Carne “sintetica”, la nuova rivoluzione alimentare è servita

In Europa la carne bovina si consumava molto prima che i pomodori fossero importati dal nuovo mondo. E questo ci invita a riflettere sul profondo legame esistente tra tale alimento e le nostre consuetudini culinarie. Oggi tuttavia dobbiamo confrontarci con la modernità e con le problematiche ad essa connesse, e ancora una volta dall’altra parte dell’oceano arrivano notizie decisamente rivoluzionarie, che potrebbero sconvolgere le abitudini acquisite. La sconvolgente novità in questione sarebbe la diffusione della cosiddetta carne “sintetica”, ovvero di una carne che più correttamente dovremmo definire “coltivata”, perché è originata dalle cellule staminali degli animali vivi, e quindi perfezionata in laboratorio. Non a caso, proprio negli Stati Uniti, sembra che sia già possibile commercializzare polpettine fritte di pollo nato da cellule coltivate in laboratorio. Siamo dunque entrati in una dimensione decisamente avveniristica, che fa quasi pensare alla fantascienza e che non può lasciare nessuno indifferente, tanto il più entusiasta degli assertori quanto il più accanito detrattore.

Le opinioni a riguardo sono infatti disparate e molto spesso contrapposte, magari riconducibili a due ampi schieramenti l’un contro l’altro armati. Su un versante si attestano coloro che individuano nella carne sintetica una risorsa fondamentale, inevitabilmente destinata a diventare la colonna portante di una sana alimentazione per le future generazioni. Anche perché la sua realizzazione è perfettamente tracciabile, ecocompatibile, e non prevede l’utilizzo di antibiotici; oltre a garantire, secondo alcuni esperti, un apporto proteico non inferiore a quello della carne vera e propria. Sul fronte opposto troviamo invece chi ritiene che l’esigenza primaria non sia quella di creare la carne in laboratorio, ma quella di salvaguardare le filiere di qualità. E che per farlo sia necessario evitare l’alimentazione forzata degli animali, e applicare i criteri di compatibilità ambientale e di tracciabilità ai tradizionali allevamenti (soprattutto) di bovini, la cui razza da tempi remotissimi manifesta in varie forme la sua sostenibilità alle esigenze umane.

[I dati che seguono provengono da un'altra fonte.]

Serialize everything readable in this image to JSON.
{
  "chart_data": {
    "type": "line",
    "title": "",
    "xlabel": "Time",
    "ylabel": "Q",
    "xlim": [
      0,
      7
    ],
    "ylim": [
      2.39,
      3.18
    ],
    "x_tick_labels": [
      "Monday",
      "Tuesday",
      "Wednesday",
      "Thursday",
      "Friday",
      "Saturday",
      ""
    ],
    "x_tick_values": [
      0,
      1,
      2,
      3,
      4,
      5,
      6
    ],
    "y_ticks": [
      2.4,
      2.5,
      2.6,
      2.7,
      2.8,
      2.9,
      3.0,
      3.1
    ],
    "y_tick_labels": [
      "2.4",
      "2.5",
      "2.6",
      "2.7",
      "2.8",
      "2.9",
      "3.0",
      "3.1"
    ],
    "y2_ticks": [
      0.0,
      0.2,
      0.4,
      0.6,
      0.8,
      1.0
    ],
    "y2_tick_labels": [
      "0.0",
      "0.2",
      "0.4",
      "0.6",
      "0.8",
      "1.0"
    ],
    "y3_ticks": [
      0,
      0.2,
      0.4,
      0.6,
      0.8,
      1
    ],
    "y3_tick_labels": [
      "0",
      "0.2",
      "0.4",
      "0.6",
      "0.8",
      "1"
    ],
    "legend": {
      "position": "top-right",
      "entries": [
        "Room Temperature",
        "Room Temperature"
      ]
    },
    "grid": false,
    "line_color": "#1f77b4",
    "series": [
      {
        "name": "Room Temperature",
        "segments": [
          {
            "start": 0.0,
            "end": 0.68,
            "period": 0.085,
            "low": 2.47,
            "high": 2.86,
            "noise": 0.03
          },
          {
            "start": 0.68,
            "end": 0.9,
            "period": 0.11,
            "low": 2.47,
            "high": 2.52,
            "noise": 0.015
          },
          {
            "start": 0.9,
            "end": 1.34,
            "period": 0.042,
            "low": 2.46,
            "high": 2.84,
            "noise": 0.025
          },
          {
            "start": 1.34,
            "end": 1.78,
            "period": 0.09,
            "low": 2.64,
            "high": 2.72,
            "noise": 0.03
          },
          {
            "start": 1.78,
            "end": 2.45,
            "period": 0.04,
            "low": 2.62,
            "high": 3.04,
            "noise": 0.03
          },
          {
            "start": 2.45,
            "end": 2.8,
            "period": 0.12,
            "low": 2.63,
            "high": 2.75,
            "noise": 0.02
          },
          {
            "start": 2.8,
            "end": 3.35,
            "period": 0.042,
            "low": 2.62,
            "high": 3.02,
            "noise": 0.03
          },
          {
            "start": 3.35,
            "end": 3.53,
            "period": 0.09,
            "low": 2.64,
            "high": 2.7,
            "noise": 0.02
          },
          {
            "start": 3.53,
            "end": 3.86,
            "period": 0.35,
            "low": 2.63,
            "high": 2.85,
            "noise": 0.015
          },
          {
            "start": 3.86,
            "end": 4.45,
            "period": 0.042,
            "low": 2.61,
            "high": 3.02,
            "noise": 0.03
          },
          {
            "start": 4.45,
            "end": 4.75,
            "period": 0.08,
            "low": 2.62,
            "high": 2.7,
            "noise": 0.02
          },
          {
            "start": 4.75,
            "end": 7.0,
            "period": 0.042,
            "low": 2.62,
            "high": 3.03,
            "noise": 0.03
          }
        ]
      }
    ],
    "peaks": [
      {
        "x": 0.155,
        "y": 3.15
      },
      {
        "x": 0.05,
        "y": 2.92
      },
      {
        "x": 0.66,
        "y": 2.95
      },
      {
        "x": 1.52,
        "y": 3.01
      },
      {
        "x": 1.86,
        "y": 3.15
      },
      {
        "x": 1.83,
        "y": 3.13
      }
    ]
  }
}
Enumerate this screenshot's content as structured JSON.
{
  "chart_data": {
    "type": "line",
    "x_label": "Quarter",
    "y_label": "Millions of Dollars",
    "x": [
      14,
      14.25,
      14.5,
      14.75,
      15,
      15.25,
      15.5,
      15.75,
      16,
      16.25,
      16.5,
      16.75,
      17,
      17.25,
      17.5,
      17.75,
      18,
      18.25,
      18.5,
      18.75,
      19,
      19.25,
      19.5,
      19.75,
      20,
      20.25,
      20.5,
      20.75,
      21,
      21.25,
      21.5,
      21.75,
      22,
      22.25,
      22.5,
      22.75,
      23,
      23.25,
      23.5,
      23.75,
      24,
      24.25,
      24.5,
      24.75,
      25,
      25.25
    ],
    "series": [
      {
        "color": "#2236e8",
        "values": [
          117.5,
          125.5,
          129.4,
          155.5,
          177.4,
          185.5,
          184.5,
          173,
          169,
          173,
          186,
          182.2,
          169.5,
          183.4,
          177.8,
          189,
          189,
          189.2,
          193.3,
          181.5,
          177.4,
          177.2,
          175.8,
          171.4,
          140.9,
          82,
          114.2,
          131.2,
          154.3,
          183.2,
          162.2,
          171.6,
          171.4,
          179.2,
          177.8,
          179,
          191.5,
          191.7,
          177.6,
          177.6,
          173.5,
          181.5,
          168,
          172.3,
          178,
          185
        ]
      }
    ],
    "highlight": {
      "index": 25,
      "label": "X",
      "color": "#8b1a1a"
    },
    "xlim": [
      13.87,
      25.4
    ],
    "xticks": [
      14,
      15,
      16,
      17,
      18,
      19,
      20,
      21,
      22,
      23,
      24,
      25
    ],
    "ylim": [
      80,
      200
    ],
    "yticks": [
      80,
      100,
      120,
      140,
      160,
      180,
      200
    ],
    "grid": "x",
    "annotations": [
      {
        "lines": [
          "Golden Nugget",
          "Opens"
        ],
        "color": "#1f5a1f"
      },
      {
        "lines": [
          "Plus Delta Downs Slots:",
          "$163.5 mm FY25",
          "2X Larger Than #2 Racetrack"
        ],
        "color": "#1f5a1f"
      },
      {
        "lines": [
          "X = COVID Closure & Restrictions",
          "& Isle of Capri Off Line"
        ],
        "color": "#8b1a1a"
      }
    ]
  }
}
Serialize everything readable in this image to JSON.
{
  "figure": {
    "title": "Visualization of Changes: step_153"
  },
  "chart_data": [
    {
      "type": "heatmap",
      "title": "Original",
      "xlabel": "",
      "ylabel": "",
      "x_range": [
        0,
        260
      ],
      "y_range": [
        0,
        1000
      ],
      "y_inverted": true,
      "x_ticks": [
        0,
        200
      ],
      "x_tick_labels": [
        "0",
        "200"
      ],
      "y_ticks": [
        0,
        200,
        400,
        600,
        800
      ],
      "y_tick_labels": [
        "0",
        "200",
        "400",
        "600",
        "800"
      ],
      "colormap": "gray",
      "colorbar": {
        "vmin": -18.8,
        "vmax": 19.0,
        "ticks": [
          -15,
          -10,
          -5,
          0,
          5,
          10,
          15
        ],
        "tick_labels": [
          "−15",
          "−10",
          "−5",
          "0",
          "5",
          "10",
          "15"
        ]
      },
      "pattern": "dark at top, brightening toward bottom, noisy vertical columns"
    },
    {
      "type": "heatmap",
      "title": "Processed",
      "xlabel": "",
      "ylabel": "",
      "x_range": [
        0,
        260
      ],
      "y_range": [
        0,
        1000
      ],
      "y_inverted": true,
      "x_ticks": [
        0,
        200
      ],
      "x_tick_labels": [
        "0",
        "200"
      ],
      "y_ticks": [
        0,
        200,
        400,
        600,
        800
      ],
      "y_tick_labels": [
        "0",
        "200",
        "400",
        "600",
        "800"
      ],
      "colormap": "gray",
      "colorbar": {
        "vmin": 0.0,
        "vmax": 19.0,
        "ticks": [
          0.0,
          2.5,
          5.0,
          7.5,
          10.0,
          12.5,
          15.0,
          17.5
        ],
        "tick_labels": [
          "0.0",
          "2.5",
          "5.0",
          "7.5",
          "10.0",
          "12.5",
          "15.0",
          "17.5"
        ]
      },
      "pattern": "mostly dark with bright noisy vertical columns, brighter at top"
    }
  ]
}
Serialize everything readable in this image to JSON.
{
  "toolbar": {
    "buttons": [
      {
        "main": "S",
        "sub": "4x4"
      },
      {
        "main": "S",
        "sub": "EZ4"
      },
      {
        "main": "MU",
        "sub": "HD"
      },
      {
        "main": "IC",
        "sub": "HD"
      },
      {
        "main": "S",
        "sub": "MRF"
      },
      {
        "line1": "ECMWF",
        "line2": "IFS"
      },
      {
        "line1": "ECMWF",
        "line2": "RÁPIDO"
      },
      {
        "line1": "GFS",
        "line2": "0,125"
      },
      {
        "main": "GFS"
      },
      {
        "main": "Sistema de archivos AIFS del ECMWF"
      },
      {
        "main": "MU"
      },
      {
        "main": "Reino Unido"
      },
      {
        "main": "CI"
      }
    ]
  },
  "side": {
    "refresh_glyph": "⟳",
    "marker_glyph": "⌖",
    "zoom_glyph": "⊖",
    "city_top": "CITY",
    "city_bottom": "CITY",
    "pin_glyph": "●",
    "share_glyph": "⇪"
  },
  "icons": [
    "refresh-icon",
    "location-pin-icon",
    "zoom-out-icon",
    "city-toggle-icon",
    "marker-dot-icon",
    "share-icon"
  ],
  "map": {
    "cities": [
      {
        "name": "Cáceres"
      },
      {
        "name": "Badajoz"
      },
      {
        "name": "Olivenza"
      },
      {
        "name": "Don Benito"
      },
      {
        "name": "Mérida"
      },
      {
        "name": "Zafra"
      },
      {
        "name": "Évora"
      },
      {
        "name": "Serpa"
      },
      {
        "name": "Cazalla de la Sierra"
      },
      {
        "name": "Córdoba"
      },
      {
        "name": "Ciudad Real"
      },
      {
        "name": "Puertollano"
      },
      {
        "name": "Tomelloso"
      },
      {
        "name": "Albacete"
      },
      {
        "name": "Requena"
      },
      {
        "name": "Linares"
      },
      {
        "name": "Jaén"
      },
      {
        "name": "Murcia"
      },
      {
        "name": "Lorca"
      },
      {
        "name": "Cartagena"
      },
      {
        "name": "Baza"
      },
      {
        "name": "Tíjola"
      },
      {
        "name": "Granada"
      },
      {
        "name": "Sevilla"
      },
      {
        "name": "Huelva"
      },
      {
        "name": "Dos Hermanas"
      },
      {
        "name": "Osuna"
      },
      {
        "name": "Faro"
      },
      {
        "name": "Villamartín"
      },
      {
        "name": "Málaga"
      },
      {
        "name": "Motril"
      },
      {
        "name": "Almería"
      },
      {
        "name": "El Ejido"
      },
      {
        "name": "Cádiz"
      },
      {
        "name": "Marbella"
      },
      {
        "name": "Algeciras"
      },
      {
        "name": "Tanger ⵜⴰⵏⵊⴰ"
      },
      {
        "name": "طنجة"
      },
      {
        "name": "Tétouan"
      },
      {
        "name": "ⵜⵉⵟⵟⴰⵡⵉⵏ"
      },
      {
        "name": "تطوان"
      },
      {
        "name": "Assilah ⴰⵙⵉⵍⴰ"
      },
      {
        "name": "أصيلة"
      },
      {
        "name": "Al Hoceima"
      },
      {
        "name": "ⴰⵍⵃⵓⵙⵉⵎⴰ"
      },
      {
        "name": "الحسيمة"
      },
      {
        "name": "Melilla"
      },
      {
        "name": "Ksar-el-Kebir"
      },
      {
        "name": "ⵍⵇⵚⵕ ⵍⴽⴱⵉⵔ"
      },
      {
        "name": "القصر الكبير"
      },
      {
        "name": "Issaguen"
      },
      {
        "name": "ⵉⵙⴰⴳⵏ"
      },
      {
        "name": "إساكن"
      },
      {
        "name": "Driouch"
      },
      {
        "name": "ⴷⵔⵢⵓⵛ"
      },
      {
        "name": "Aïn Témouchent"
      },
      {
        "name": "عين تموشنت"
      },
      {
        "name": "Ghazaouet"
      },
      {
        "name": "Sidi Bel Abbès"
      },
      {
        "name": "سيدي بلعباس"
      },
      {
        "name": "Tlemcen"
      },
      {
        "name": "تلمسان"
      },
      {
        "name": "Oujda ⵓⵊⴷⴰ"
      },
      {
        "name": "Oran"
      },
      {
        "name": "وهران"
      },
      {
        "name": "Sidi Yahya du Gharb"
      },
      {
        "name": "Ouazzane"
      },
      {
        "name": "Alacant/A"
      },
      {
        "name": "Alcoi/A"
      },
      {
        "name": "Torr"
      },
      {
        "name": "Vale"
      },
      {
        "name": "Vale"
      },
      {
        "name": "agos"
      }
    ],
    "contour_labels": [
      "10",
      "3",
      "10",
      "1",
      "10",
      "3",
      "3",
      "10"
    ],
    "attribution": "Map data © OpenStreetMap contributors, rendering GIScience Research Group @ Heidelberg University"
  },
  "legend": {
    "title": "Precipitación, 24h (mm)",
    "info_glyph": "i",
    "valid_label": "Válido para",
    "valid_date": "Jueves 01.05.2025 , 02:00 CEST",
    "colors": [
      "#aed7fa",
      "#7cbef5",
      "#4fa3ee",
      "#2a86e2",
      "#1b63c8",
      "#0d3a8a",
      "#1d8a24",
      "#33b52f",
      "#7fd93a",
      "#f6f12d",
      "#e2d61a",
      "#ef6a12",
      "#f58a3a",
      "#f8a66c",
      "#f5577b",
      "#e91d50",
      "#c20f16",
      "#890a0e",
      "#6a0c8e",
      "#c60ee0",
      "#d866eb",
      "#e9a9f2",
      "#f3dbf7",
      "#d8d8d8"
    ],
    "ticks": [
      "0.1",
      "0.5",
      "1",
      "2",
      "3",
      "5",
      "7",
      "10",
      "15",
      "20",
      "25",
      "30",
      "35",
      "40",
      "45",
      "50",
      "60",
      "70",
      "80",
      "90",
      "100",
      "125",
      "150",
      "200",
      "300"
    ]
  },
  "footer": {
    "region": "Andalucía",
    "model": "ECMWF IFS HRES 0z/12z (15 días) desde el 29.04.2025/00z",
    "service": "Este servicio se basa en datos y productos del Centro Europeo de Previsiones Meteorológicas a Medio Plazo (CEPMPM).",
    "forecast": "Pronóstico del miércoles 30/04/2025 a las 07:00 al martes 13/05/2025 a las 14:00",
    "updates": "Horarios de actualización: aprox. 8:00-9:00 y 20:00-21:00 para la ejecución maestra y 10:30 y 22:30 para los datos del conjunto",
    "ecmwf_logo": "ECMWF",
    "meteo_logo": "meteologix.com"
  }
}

Così si spiegano le nette posizioni assunte dagli operatori del settore, e a livello istituzionale dal governo italiano e dalla regione Puglia, evidentemente preoccupati che l’introduzione della carne “in vitro” possa mettere a repentaglio la sopravvivenza di un importante indotto economico e di un prezioso patrimonio di tradizioni gastronomiche. Tutto questo è emerso con estrema chiarezza durante il recente dibattito opportunamente organizzato a Trani sull’argomento, e moderato dal caporedattore TGR Rai Puglia, Giancarlo Fiume. Un vivace e interessante dibattito dal titolo assai eloquente, “La carne, dal produttore al consumatore, tra qualità e sostenibilità”, che dopo i saluti delle autorità ha messo a confronto differenti competenze e differenti professionalità, comunque in accordo sulla necessità di sviluppare la cultura della carne da consumare con moderazione e con le cotture appropriate. Nonché in accordo nell’apprezzamento delle leccornie che il padrone di casa, Mauro De Cillis di “Delizie di carni e salumi” ha proposto in degustazione, tra le quali le eccellenze assolute di un prosciutto iberico e di un hamburger di Kobe.